Even while battling kidney disease and working at McDonalds to pay her way through college, Marissa de los Angeles Roxinny Salgado Garcia never gave up on her dream of becoming a nurse. Now an RN, she works on the Washington County coronavirus task force, tracking the spread of Covid-19.
Salgado Garcia was born in Cuernavaca Morelos, Mexico, on May 30, 1990, the oldest of four.
Remembering Mexico, she says, “It felt free, we used to play outside all the time, and ride our bikes. I remember Christmas time with pinatas outside and our neighbors singing.”
She attended school in Cuernavaca until fourth grade, and has equally fond memories of those years. “I remember opening up the lunch my mom had made and smelling the food,” she says. “Sometimes when I buy a new lunch box for my daughter, I get the same smell and it takes me back to that.”
Those recollections of Mexico sustain her still. She has a small treasure box with a lock and key given to her by a childhood friend. “I use it to keep pictures of my cousins and grandparents in Mexico. I open it every so often for the good memories,” she explains.
Her parents had college degrees, her father, in engineering and her mother, in accounting. Yet, due to the Mexican recession caused by the devaluation of the peso in 1994, they could not find work. In August of 1999, her parents decided to emigrate to the United States. “I thought it was like a trip,” Salgado Garcia says, remembering the three-day bus ride, “I didn’t fully understand that my life was never going to be the same.”
The family crossed the border legally, on tourist visas, and settled in Grandview, WA, where her grandparents owned a house.
Starting school there, Salgado Garcia knew very little English, but credits her teacher, Mrs. Hinojosa, for helping her finish the ESL program in only one year. “I feel like in my life, I don’t know if I’ve been lucky or blessed, but I’ve definitely had the right people at the right times,” she notes .
In eighth grade her family moved to Forest Grove, OR, for better job opportunities. When the Forest Grove school pressured her to retake ESL, even though she was already fluent, her mother stood up for her, and she was able to continue with regular classes.
“We were facing some of that systemic oppression,” she recalls, “which at that point we didn’t really know that’s what was happening, but now when we look back and talk about it we can acknowledge that.”

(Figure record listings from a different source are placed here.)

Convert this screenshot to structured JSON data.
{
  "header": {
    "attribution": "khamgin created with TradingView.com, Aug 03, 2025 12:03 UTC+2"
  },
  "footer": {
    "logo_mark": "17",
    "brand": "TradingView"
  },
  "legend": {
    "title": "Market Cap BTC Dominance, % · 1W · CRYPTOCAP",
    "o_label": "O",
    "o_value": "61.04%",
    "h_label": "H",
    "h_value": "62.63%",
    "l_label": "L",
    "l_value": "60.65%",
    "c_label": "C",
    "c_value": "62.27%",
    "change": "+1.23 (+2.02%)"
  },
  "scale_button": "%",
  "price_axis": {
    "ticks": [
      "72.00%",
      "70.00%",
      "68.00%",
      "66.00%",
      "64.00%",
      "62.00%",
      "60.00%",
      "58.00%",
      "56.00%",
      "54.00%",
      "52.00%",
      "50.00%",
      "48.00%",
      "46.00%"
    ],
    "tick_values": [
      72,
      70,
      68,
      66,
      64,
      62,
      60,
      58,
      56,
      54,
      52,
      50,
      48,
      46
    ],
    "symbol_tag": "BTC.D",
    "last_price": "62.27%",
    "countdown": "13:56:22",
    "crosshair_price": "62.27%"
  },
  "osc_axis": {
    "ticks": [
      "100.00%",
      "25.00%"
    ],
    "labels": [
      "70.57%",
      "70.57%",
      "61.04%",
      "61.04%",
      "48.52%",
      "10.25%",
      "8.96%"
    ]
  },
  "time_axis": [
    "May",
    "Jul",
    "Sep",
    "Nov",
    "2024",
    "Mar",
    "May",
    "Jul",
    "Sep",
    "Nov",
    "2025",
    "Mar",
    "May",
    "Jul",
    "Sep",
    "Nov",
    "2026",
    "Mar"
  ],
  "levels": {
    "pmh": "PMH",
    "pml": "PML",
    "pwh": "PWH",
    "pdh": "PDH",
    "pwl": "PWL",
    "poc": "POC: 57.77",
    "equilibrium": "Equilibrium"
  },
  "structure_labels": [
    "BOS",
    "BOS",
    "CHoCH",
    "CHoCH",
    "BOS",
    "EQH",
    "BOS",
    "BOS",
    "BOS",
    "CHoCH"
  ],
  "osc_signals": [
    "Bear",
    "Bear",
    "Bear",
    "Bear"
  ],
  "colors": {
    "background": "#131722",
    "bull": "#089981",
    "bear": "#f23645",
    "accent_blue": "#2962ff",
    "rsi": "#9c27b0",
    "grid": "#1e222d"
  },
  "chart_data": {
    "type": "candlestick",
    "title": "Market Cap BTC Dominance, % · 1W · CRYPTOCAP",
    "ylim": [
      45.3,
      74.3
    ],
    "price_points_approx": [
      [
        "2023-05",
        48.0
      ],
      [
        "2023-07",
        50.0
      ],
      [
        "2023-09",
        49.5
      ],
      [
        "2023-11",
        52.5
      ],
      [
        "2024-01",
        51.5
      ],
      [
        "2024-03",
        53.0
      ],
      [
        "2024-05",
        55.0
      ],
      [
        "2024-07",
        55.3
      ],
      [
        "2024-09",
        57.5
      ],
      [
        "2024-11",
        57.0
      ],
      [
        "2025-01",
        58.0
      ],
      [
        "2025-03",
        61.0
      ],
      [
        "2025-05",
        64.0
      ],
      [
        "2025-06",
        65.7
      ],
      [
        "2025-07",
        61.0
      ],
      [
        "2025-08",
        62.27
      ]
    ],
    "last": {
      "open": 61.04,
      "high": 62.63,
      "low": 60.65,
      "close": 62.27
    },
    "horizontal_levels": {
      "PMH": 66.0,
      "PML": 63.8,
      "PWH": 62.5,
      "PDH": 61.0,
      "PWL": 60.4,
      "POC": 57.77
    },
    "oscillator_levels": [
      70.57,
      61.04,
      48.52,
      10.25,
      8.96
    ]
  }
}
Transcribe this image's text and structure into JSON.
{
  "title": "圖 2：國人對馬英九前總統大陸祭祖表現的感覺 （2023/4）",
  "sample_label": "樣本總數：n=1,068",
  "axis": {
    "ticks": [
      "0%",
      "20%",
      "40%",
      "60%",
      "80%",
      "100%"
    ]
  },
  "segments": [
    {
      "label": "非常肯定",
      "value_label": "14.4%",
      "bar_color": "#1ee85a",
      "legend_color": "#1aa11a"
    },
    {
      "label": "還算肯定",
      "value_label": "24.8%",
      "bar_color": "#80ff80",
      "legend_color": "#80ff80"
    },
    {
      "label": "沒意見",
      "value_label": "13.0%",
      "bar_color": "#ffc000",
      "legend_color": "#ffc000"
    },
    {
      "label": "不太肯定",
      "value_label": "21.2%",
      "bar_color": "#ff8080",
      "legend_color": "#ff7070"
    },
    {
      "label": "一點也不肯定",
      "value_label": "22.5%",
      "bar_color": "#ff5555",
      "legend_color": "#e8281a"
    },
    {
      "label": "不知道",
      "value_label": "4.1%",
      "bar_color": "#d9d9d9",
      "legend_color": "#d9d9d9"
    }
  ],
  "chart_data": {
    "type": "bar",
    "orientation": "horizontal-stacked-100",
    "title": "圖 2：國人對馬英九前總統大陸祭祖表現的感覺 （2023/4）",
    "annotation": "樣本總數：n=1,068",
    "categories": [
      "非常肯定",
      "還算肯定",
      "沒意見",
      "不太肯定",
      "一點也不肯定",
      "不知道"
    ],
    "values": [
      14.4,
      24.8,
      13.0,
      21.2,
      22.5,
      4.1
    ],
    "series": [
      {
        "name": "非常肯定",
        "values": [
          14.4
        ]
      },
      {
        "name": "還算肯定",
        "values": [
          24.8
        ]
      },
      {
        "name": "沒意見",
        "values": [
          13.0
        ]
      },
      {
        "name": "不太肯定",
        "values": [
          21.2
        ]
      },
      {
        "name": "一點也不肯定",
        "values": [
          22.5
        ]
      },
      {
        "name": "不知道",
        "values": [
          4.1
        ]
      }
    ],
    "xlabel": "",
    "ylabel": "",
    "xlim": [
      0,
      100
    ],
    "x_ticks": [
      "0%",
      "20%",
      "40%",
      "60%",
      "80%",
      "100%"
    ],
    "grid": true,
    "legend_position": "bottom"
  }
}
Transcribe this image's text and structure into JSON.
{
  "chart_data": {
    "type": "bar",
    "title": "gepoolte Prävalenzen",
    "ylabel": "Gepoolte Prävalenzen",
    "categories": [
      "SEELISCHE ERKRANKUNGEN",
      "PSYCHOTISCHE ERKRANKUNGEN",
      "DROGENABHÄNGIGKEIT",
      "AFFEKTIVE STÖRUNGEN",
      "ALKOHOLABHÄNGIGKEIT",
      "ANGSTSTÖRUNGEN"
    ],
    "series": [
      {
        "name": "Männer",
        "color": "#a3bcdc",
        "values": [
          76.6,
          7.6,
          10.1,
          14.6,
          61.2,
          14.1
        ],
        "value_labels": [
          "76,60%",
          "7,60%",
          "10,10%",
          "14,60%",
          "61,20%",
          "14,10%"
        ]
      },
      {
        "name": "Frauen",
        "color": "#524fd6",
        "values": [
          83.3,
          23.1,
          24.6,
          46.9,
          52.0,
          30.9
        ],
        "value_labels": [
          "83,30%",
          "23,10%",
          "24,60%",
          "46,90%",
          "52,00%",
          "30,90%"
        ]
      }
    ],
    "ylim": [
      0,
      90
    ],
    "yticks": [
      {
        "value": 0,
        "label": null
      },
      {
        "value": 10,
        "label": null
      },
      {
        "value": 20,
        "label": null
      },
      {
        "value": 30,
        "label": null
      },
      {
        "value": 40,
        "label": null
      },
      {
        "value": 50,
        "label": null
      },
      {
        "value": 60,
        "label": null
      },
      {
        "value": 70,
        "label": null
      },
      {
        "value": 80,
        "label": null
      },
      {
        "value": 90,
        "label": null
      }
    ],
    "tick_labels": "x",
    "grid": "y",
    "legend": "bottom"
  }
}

Salgado Garcia’s parents always reminded their children they were undocumented, which scared Salgado Garcia, but also pushed her to work harder. “Knowing that I was undocumentnted the whole time,” she explains, “I was able to prepare myself for the real world outside of high school.”
At sixteen, she was diagnosed with stage four chronic kidney disease, and told she needed to be on dialysis until she could get a transplant. She was undocumented and without insurance, but her social worker stepped in and got her into a program with the National Kidney Foundation, which paid for the dialysis.
While battling kidney disease, she graduated with honors from Forest Grove High School in 2008, with her sights set on becoming a nurse. But her school counselors discouraged her, saying she would never get a scholarship because she was undocumented. “If I had listened to them I wouldn’t be where I am today.” she comments.
She was 19 when it became apparent her father was a compatible donor. She received her kidney transplant, but faced more problems when her insurance program ended. From a PCC classmate, she learned that working as an Equity Ambassador at the college would cover her insurance costs, so she was able continue going to school. “Another example of having the right friend at the right time,” she notes.
In 2011 she transferred to Portland State University to study public health, because she still hadn’t found a way to pursue nursing. When Deferred Actions for Childhood Arrivals (DACA) was announced in 2012, she applied, and was able to return to Portland Community College, where she achieved her goal and graduated with a nursing degree in July, 2017.
Sharing her story is important to Salgado Garcia. She wants to help others in her position, and also to acknowledge those who helped her along the way.
“If you feel lost, just keep going,” she advises. “Keep asking questions, and keep knocking at doors. Because a lot of doors feel like they are closing, from whatever situation you may be in, weather its being undocumented or something else, but there’s always something there for you.”